Streaming Integration

  1. In Windows, configure OBS Studio to capture the WSLg pygame window via Window Capture.
  2. Add overlays, audio sources, and restream settings for Twitch + TikTok (RTMP keys managed per platform).
  3. Keep the pygame window visible/on top to ensure consistent capture.

Testing & Quality

poetry run pytest

The suite covers gatekeeper heuristics, Canvas-DSL validation, queue semantics, and LLM orchestrator fallback behaviour.

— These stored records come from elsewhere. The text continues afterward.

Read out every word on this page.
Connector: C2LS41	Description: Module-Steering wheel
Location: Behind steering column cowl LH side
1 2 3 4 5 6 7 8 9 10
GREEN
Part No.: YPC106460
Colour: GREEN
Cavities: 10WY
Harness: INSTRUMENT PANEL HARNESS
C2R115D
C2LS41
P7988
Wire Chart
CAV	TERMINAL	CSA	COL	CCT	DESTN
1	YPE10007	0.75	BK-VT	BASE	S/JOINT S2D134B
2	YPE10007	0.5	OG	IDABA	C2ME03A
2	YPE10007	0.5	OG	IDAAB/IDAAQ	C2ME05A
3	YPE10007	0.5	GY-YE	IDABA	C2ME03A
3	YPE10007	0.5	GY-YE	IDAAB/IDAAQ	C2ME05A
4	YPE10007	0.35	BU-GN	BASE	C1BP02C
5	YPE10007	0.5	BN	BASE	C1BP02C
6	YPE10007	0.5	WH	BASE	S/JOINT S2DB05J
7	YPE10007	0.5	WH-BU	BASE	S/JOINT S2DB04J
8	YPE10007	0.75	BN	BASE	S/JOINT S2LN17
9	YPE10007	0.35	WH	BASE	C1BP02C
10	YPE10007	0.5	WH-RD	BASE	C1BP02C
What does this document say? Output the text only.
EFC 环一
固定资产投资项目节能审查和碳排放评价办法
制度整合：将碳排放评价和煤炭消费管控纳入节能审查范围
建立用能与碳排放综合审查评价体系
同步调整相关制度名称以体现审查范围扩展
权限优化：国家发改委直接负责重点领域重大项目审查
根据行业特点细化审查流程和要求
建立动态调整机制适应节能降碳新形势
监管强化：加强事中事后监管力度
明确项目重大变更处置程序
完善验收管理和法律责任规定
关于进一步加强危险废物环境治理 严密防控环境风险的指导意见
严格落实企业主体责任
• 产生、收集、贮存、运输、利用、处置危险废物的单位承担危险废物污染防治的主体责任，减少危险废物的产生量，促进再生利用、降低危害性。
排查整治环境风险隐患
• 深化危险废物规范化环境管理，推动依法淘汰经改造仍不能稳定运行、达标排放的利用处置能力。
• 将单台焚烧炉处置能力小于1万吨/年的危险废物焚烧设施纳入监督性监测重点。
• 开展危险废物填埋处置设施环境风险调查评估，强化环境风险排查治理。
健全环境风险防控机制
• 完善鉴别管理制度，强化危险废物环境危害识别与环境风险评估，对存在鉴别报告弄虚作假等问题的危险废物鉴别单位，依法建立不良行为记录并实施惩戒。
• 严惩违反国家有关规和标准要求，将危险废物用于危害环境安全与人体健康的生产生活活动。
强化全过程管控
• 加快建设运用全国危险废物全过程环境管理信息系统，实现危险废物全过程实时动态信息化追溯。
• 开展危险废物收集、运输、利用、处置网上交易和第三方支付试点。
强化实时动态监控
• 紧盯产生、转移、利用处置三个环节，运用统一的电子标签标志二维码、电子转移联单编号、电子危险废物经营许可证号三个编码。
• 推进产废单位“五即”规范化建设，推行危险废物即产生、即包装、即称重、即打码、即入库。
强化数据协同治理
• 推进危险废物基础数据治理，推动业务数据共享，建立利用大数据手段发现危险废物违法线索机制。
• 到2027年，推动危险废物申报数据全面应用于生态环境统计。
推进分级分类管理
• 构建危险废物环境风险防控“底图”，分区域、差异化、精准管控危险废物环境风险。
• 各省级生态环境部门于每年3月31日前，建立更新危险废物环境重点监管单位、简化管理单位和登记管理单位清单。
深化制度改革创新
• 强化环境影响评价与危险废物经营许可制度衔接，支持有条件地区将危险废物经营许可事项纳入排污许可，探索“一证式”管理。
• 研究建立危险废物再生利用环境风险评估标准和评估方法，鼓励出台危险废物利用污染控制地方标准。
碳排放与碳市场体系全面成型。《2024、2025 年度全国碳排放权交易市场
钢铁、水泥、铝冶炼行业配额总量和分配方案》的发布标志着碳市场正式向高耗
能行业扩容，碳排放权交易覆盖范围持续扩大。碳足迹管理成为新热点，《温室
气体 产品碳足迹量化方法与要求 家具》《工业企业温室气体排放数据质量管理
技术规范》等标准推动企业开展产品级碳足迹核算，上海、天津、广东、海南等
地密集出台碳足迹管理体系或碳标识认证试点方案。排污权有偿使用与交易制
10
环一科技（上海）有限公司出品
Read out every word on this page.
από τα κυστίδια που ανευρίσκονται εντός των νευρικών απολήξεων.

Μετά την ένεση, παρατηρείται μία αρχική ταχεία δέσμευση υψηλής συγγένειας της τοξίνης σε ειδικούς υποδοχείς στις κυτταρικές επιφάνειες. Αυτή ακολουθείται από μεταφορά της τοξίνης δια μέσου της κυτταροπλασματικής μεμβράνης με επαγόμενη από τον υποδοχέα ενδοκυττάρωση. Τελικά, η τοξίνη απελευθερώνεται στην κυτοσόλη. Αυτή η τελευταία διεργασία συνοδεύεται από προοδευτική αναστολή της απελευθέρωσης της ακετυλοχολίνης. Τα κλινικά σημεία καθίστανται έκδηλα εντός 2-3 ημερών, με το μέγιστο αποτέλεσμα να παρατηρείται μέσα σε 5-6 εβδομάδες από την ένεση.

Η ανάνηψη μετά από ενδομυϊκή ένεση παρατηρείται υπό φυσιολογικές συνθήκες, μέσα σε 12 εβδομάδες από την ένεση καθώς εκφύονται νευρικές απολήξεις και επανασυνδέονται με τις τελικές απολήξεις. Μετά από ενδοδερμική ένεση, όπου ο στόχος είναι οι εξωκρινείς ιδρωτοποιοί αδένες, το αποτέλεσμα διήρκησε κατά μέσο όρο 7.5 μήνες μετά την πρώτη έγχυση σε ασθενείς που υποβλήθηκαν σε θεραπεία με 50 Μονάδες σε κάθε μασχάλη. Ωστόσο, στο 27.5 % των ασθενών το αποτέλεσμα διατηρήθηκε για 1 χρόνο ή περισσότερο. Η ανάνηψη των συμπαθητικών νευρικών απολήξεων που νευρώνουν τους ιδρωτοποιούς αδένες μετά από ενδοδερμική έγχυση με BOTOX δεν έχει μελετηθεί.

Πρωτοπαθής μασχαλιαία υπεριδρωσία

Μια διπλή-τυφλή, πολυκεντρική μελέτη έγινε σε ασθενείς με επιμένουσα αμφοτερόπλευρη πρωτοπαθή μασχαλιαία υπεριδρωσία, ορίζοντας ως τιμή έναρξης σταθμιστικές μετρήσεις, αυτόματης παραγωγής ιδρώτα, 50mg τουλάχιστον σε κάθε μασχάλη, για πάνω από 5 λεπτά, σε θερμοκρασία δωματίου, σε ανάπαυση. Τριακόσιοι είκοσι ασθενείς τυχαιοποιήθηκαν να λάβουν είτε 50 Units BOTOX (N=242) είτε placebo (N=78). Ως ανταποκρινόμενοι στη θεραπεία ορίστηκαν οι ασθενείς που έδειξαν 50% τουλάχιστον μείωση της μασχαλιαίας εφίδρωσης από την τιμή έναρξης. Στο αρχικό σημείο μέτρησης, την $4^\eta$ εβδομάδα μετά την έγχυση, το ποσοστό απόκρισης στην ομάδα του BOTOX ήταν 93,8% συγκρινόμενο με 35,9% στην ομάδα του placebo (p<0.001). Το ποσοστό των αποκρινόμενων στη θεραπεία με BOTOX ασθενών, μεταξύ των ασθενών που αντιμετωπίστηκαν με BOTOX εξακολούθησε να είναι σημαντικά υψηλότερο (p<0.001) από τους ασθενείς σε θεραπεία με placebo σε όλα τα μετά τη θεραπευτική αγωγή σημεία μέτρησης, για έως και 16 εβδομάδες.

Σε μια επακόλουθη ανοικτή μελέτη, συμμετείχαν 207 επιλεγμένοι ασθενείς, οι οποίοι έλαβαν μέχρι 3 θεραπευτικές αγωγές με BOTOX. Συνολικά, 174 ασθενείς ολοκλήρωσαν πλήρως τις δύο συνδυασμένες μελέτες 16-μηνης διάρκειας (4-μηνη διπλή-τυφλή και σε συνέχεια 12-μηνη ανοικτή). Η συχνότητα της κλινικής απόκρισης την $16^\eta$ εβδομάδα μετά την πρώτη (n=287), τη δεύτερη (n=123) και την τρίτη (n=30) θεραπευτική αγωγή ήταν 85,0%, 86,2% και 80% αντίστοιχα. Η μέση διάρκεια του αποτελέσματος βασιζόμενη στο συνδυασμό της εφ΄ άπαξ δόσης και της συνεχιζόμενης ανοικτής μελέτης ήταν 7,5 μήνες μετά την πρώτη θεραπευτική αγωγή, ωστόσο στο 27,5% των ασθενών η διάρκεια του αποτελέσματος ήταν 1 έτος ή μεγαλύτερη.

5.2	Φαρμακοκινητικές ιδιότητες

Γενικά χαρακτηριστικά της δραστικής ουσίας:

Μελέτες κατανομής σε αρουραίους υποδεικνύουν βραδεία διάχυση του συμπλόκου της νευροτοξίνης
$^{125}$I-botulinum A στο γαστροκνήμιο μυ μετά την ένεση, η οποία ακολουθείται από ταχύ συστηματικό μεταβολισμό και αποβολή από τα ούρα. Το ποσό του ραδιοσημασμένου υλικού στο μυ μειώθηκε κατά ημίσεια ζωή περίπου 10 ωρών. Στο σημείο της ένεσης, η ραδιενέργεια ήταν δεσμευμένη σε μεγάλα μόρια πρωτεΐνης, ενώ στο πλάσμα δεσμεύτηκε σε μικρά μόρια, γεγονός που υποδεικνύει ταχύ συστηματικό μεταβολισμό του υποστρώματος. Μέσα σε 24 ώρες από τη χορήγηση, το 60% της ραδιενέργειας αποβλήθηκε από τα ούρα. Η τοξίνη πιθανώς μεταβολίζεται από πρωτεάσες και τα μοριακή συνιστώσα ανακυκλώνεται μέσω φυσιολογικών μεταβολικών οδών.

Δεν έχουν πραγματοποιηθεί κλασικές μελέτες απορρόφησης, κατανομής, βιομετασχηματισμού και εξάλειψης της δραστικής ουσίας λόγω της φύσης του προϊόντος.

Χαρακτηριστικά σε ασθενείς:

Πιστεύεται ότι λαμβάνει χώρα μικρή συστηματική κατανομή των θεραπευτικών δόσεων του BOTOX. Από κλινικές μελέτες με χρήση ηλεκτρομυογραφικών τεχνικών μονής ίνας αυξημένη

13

Linting (optional but recommended):

poetry run ruff check
poetry run mypy src

Reference Assets

  • assets/examples/aurora_cabin_plan.json — вручную собранный Canvas-DSL с многоуровневым планом сцены «Aurora Cabin».
  • tests/manual/create_reference_plan.py — генерирует JSON и PNG (out/reference/aurora_cabin_reference.png) из эталонного плана.
  • tests/manual/render_samples.py — использует текущую LLM, чтобы сохранять PNG предпросмотры донатов в out/render_samples/ (для ревью качества).
  • tests/manual/scene_planner_probe.py — прогоняет ~10 разнообразных донатов через ScenePlanner и сохраняет ответы в out/scene_planner_probe/ для ручного ревью.

Shutdown

Press Ctrl+C in the terminal; the service gracefully closes WebSocket/HTTP clients, waits for the current render to finish (unless skipped), and shuts down pygame/WSLg resources.

Additional Docs

  • docs/ARCHITECTURE.md – detailed component topology, data flow, and HUD design.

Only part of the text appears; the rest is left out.